Ignoring Credit Report 'Is Not Like Cutting Class'

Growing up is tough enough without the worries of your financial future, so Money101 is here for you. E-mail your questions to Money101@FOXBusiness.com, and let us take off some of the pressure.

Dear Money101:

I am a recent college grad and started my own IT consulting business. I have a car loan from about two years ago and my cellular and utility bills are my only expenses. However, when I look at my credit report none of these are indicated on it. What should I do to make sure the correct info is there? Any tips on how to boost my score?- K. Bryant

We’ve seen those commercials on TV with the songs about your credit score and how to get your credit report information. It’s understandable if you change the channel—those jingles can stay in your head for hours on end. However, knowing your way around your credit report and score is essential to a healthy financial future.

To begin, your credit score is a result of a mathematical equation that crunches facts and a whole lot of statistical information from your credit report. The information is tracked by your social security number and most of it is financial -- to whom you owe money, how quickly you pay off debts, the balances in your bank account, any debt turned over to collection agencies and any recent bankruptcy. Also included is your history of employment, marital status, lawsuits, arrests and convictions.

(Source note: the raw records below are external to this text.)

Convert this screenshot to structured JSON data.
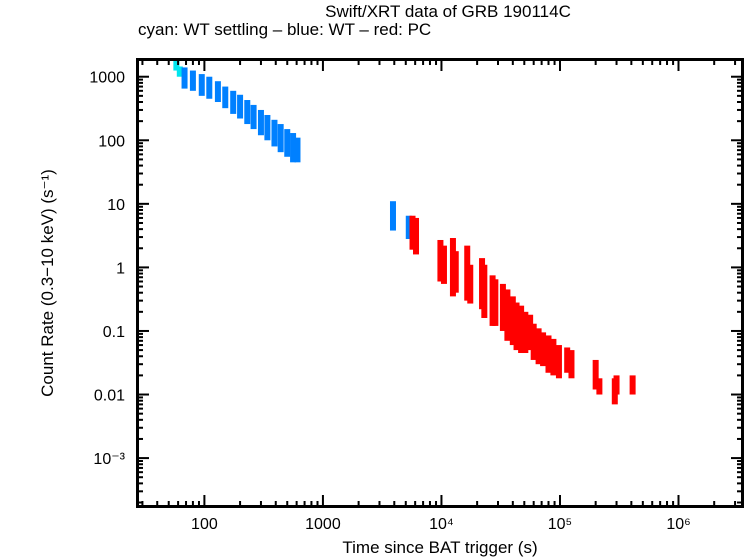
{
  "chart_data": {
    "type": "scatter",
    "title": "Swift/XRT data of GRB 190114C",
    "subtitle": "cyan: WT settling – blue: WT – red: PC",
    "xlabel": "Time since BAT trigger (s)",
    "ylabel": "Count Rate (0.3−10 keV) (s⁻¹)",
    "xscale": "log",
    "yscale": "log",
    "xlim": [
      27,
      3500000
    ],
    "ylim": [
      0.00017,
      1900
    ],
    "x_tick_labels": [
      "100",
      "1000",
      "10⁴",
      "10⁵",
      "10⁶"
    ],
    "x_ticks": [
      100,
      1000,
      10000,
      100000,
      1000000
    ],
    "y_tick_labels": [
      "1000",
      "100",
      "10",
      "1",
      "0.1",
      "0.01",
      "10⁻³"
    ],
    "y_ticks": [
      1000,
      100,
      10,
      1,
      0.1,
      0.01,
      0.001
    ],
    "grid": false,
    "series": [
      {
        "name": "WT settling",
        "color": "#00e5ee",
        "points": [
          [
            58,
            1500,
            1250,
            1800
          ],
          [
            62,
            1200,
            1000,
            1450
          ]
        ]
      },
      {
        "name": "WT",
        "color": "#0080ff",
        "points": [
          [
            68,
            1100,
            650,
            1400
          ],
          [
            80,
            900,
            600,
            1250
          ],
          [
            95,
            800,
            500,
            1100
          ],
          [
            110,
            700,
            450,
            1000
          ],
          [
            130,
            600,
            400,
            850
          ],
          [
            150,
            500,
            320,
            700
          ],
          [
            175,
            420,
            260,
            600
          ],
          [
            200,
            360,
            220,
            520
          ],
          [
            230,
            300,
            180,
            430
          ],
          [
            260,
            250,
            150,
            360
          ],
          [
            300,
            200,
            120,
            300
          ],
          [
            340,
            170,
            100,
            250
          ],
          [
            390,
            140,
            80,
            210
          ],
          [
            440,
            120,
            65,
            180
          ],
          [
            500,
            95,
            55,
            150
          ],
          [
            560,
            80,
            45,
            130
          ],
          [
            610,
            75,
            45,
            110
          ],
          [
            3900,
            7.5,
            3.8,
            11
          ],
          [
            5300,
            4.5,
            2.8,
            6.5
          ]
        ]
      },
      {
        "name": "PC",
        "color": "#ff0000",
        "points": [
          [
            5700,
            4.0,
            1.9,
            6.5
          ],
          [
            6100,
            3.5,
            1.6,
            6.0
          ],
          [
            9800,
            1.6,
            0.6,
            2.7
          ],
          [
            10500,
            1.2,
            0.55,
            2.2
          ],
          [
            12500,
            1.0,
            0.35,
            2.9
          ],
          [
            13200,
            0.9,
            0.4,
            1.8
          ],
          [
            16500,
            0.8,
            0.3,
            2.2
          ],
          [
            17500,
            0.6,
            0.27,
            1.1
          ],
          [
            22000,
            0.55,
            0.22,
            1.4
          ],
          [
            23000,
            0.45,
            0.16,
            1.1
          ],
          [
            27000,
            0.35,
            0.12,
            0.75
          ],
          [
            28500,
            0.3,
            0.12,
            0.65
          ],
          [
            33000,
            0.22,
            0.1,
            0.55
          ],
          [
            36000,
            0.17,
            0.07,
            0.45
          ],
          [
            40000,
            0.2,
            0.06,
            0.35
          ],
          [
            43000,
            0.13,
            0.05,
            0.28
          ],
          [
            47000,
            0.1,
            0.045,
            0.25
          ],
          [
            51000,
            0.1,
            0.045,
            0.2
          ],
          [
            56000,
            0.11,
            0.05,
            0.18
          ],
          [
            60000,
            0.08,
            0.035,
            0.13
          ],
          [
            66000,
            0.07,
            0.03,
            0.11
          ],
          [
            72000,
            0.06,
            0.028,
            0.095
          ],
          [
            80000,
            0.055,
            0.022,
            0.085
          ],
          [
            88000,
            0.05,
            0.02,
            0.075
          ],
          [
            98000,
            0.04,
            0.018,
            0.06
          ],
          [
            115000,
            0.035,
            0.022,
            0.055
          ],
          [
            125000,
            0.03,
            0.018,
            0.05
          ],
          [
            200000,
            0.02,
            0.012,
            0.035
          ],
          [
            215000,
            0.013,
            0.01,
            0.018
          ],
          [
            290000,
            0.011,
            0.007,
            0.018
          ],
          [
            300000,
            0.014,
            0.01,
            0.02
          ],
          [
            410000,
            0.013,
            0.01,
            0.02
          ]
        ]
      }
    ]
  }
}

Knowing this FICO score, or Fair Isaac Company score, is vital. It can range between 300 and 850. The higher the score, the better it is for you in getting attractive interest rates. It is used by lenders, such as banks or credit unions, to determine how big a risk you are in terms of loaning money. You can get your annual, free report from each of the three main credit bureaus -- Experian, Equifax and TransUnion.

Unless you’ve recently been a victim of identity fraud, you should check your credit score only once or twice a year. If you check it more frequently, this can send red flags to lenders and actually make your score go down because it makes you seem like a bigger risk.

What should you do if you get your report and see wrong information?

“If you see that there are mistakes, you definitely want to contact the credit bureau and … get it removed from your report,” said Scott Scredon, the public relations director at Consumer Credit Counseling Service of Greater Atlanta.

Steve Bucci, author of Credit Repair for Dummies, said don’t give up. It may take a few attempts before the report is corrected.

“You can dispute any information that you believe is an error or is too old and they will investigate,” Bucci said.

“Sometimes you’ll have to go thru this process more than once, so don’t be discouraged.”

If your score is low but not on account of any errors, fear not, free help is available.

“No matter where you live in the country, there are non-profit credit agencies that speak to people for free and give them advice,” said Scredon. “If you have too much credit card debt or you’re in trouble on your mortgage, you can get a free, one hour session with a counselor for recommendations.”

So while you can ignore annoying commercials with a flip of your remote, your credit history is something that deserves your undivided attention. It would be a bummer if down the road you were to miss out on owning a home or starting your own business because of mistakes you made when you were young.

“This is not like cutting class,” said Bucci. “Credit history is affected by big changes in score [made] by relatively small things.”